‘The New Normal’ Backlash: Will Audiences Give The ‘Gaycist’ Show A Chance?

Just Bartha and Justin Rannells in The New Normal

The New Normal (NBCUniversal)

In case you hadn’t heard, tonight brings the premiere of NBC’s The New Normal, about a gay couple in search of a surrogate mother to help them start a family and all the zaniness and controversy that ensues. And with Glee creator Ryan Murphy at the helm, controversy will probably feature very prominently, especially after critics see the episodes after the pilot (which is available now online). We’ve rounded up some critics’ takes on the pilot from around the web to find out why audiences might love The New Normal and why they might not.

Huffington Post critic Maureen Ryan wonders if The New Normal is another Ryan Murphy-hatched publicity-churning-scheme or a real vehicle for human emotion (and Atlanta Real Housewife Nene Leakes).

Why you’ll love it: Ryan seems to have bonded with what she calls the quieter of the show’s central gay couple, David (played by Justin Bartha) as well as Georgia King’s “Goldie” character, who plays the surrogate. She also calls Leakes “surprisingly good” and the show itself “a slickly made piece of entertainment.”

Why you might not: But “slickly made” doesn’t sound like a ringing endorsement when the question is whether viewers will genuinely buy the couple as real human beings as opposed to caricatures of gay guys. The writer also points out that, in the one episode out thus far, there are references disparaging Jews, Chinese people, and the overweight.

Salon.com TV writer Willa Paskin seems to think the worst enemy of the show’s characters are the show’s writers, which is an interesting if unorthodox method of creating believable tension. But is it out of a desire to keep things real or just an excuse to be racy?

Why you’ll love it: Paskin gives few reasons to believe in Ryan Murphy as a harbinger of realness, even with—sorry to bully her—NeNe Leakes in the cast.

Why you might not: “Its characters,” Paskin says in what might generously be called a tirade, “spit out a near constant stream of bitchy, racist, homophobic, stereotypical comments” and attributes the shows brutal honesty as “pretext for behaving like an asshole.”

GQ felt pretty strongly about the show (so we’ll let you decide which side of the fence they are) but attributes the shows…attributes…to a larger trend in gay characters on television.

Why you’ll love it: The magazine’s culture blog gives The New Normal a few bonus points for the David character’s decidedly non-stereotypical persona (“David is a doctor. Who likes football. And doesn’t speak in jazz hands.”) and cites the almost universally adored Louie as a reason that racism can be acceptable comedy fodder.

Why you might not: Lazy racism, however, is apparently not okay. And though GQ lists other culprits like Sofia Vergera’s English-impaired Modern Family character and the cartoonishly Asian diner owner of 2 Broke Girl as other examples, they seem to place The New Normal most squarely into this subcategory.

The Hollywood Reporter’s focus is on the parallel between the show’s gay co-creators Ali Adler and Ryan Murphy and the show’s same-sex couple leads.

Why you’ll love it: Adler is a mother of two (along with famous ex-partner Sara Gilbert) and Murphy has a conspicuous parallel in the Bryan half of the couple, who is a successful showrunner for a Glee-esque series called Sing.

Why you might not: But does loosely basing it on their own lives make Adler and Murphy’s show the real deal?
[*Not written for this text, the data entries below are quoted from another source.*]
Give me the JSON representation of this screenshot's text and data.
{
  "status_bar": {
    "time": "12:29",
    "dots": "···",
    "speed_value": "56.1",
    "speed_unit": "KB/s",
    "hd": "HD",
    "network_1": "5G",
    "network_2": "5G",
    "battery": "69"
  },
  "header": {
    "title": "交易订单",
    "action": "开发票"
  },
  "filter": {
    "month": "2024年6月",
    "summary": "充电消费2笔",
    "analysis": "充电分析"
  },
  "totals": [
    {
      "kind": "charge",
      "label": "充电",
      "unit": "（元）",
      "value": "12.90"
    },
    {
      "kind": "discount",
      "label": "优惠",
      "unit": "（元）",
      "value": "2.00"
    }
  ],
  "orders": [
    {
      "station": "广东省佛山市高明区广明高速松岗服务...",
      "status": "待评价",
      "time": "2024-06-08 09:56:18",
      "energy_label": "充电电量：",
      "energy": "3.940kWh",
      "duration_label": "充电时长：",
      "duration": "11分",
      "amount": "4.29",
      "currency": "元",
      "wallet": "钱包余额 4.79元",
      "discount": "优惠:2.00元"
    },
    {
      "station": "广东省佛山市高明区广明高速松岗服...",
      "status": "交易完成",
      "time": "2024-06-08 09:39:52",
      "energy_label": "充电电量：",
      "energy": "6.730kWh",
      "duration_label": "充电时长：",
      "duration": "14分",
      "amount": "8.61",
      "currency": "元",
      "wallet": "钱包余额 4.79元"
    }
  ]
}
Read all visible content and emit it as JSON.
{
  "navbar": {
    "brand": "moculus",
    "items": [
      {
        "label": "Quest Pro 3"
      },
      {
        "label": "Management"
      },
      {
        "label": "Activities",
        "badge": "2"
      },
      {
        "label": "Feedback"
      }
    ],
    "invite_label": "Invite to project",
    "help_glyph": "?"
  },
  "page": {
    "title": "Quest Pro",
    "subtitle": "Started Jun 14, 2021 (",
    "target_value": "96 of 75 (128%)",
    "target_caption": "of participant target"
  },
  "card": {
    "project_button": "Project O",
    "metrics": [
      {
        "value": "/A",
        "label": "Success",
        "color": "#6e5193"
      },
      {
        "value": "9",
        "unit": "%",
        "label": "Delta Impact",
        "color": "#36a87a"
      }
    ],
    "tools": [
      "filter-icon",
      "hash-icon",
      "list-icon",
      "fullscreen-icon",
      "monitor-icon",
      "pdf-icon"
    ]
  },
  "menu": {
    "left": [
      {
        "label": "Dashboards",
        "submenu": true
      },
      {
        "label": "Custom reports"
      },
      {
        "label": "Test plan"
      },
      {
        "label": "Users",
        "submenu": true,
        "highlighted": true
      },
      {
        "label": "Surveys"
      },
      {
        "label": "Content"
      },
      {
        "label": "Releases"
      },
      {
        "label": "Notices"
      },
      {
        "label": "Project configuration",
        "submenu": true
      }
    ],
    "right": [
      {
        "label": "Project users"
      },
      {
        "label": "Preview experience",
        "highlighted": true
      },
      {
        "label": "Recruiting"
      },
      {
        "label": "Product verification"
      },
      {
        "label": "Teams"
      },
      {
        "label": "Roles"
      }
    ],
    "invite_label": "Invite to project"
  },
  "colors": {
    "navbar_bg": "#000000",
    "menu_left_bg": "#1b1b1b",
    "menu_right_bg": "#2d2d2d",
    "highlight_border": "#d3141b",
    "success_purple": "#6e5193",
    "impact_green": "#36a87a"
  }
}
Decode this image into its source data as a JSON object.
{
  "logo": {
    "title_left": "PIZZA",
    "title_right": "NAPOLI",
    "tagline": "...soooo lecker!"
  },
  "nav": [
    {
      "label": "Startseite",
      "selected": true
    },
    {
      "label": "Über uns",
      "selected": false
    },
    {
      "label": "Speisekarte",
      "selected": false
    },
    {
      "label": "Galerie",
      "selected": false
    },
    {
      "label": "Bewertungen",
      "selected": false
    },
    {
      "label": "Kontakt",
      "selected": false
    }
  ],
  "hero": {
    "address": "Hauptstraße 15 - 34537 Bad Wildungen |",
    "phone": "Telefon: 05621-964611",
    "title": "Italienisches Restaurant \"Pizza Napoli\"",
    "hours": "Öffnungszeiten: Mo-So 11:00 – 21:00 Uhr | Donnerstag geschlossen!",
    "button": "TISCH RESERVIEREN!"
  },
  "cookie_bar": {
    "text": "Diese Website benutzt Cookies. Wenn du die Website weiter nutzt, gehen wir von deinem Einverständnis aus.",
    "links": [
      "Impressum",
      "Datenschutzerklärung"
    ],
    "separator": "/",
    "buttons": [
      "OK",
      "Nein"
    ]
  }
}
THR doesn’t come to any firm conclusions. Instead, it mostly relies on the actors and creators of the show to convince us The New Normal will be relatable.

The Boston Globe, like GQ, draws comparisons to 2 Broke Girls (which it calls “Vaudevillian,” and not in a good way) and fears the promises of premier season will quickly be broken but also gives cause for hope.

Why you’ll love it: The hope here lies mostly in the originality of the show’s premise, to which it attributes the refusal of a Utah NBC affiliate to air the show. “It’s Modern Family-esque,” says writer Matthew Gilbert, “in that the show will explore the intersection of extended family and family of choice.” What’s not to love?

Why you might not: The Globe seems to fear another trope-filled side show meant to generate buzz more than explore real relationships. Like all the other critics, this one cites the sassiness of NeNe Leakes’ character and Bryan, who he calls the classic “Bravo gay.” Gilbert also wonders if Murphy and Adler can resist making the show and its character little but a vehicle for making “Big Points,” which it calls “pulling a Glee.

So what’s the consensus? Thought the critics seam universally fearful of all the terrible things The New Normal might become, they are also generally optimistic about what it is—a refreshing take on what family life with a talented cast and battle-tested writers. We’ll see tonight!

Joshua Gardner is an editorial intern for Logo.com.